AviLazar said:
The advantage of re titling creatures is that players can't use metagame knowledge. So even if I have the mm book out it does me no good if the creature matches the description of a dolgaunt but is actually a mind flayer.
now obviously if I make the knowledge chheck I should be told what's its abilities/weaknesses are but shil doesn't say" flip to page x".
All true, except near the end of the Guardian Angels campaign, where Nameless had a godawfully high Knowledge bonus in almost everything, so if the PCs encountered something from the standard MM, I told him he knew everything about it.

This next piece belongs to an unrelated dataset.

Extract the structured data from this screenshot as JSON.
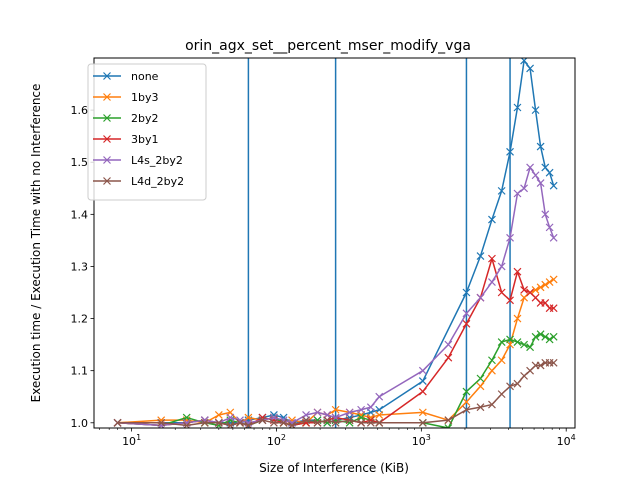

That's the prime reason I try to incorporate reskinning into my GM technique. Secondary, I like to have new creatures, but I don't have the mechanical intuition to always tell when one of my whole cloth creations is too easy or too difficult for my players' characters--and I'd rather not unintentionally TPK them. It's best to not duplicate work if I can avoid it, I say.
Luckily, I'm very good at working out mechanics (both in evaluating something at first glance and making up stuff on the fly), so I've rarely had occasions where I miscalculated how tough something would be to fight. That said, there's so much work in DMing that I try to keep extra time to a minimum, hence the use of existing material wherever possible.
Shil, you said you don't do much planning in advance--do you stop your sessions after your players make a big "choice" which affects what scenario you'd do next, and plan out that stretch of the adventure, or do you literally just have a stack of NPCs (enemies, allies, and indifferent) and make it all up on the fly?
Somewhere in between. I definitely don't make it all up on the fly, but since I'm big on PC/player choice driving direction and in certain situations (a lot of the time in Sharn, for example) I can't really predict where PCs will go next, I'm always ready to deal with things I haven't prepped for. In general, when I start a session I have a few encounters (not necessarily combat) planned which I think PCs might run into and some general information I think I might need, and that's about it. Anything I didn't include or plan for I just wing when needed.
I don't think I've ever ended a session purely because the PCs made a big choice I didn't plan for, and I've run a couple of combat encounters (though very few) where I had no stats ready whatsoever. Since I can crunch numbers pretty well in my head, I just picked AC, attacks, damage, saves, etc. which seemed reasonable (and in 3e you can get a very wide range, so I knew I was in the right ballpark) and ran with it. I've gathered after talking to my players that they never knew which one was planned and which one wasn't
I'm trying to determine how much advance planning I personally want to do for my campaign. I don't want to railroad the players too much because I have some folks I haven't played with before and so I don't know what the group's interests will be in the game. (I know I've already got some of them quaking because I informed them that I shall be using the sanity variant.)
I'm a big fan of trying to do a good mix of what works for the players and, of course, what suits you as a DM, so I'd get as much feedback as possible before and during the game. And be prepared for the fact that many people can't really articulate what they want.
And Shil seems like a veritable font of RBDM advice. :3
I aim to please
Let me know if you have any other questions.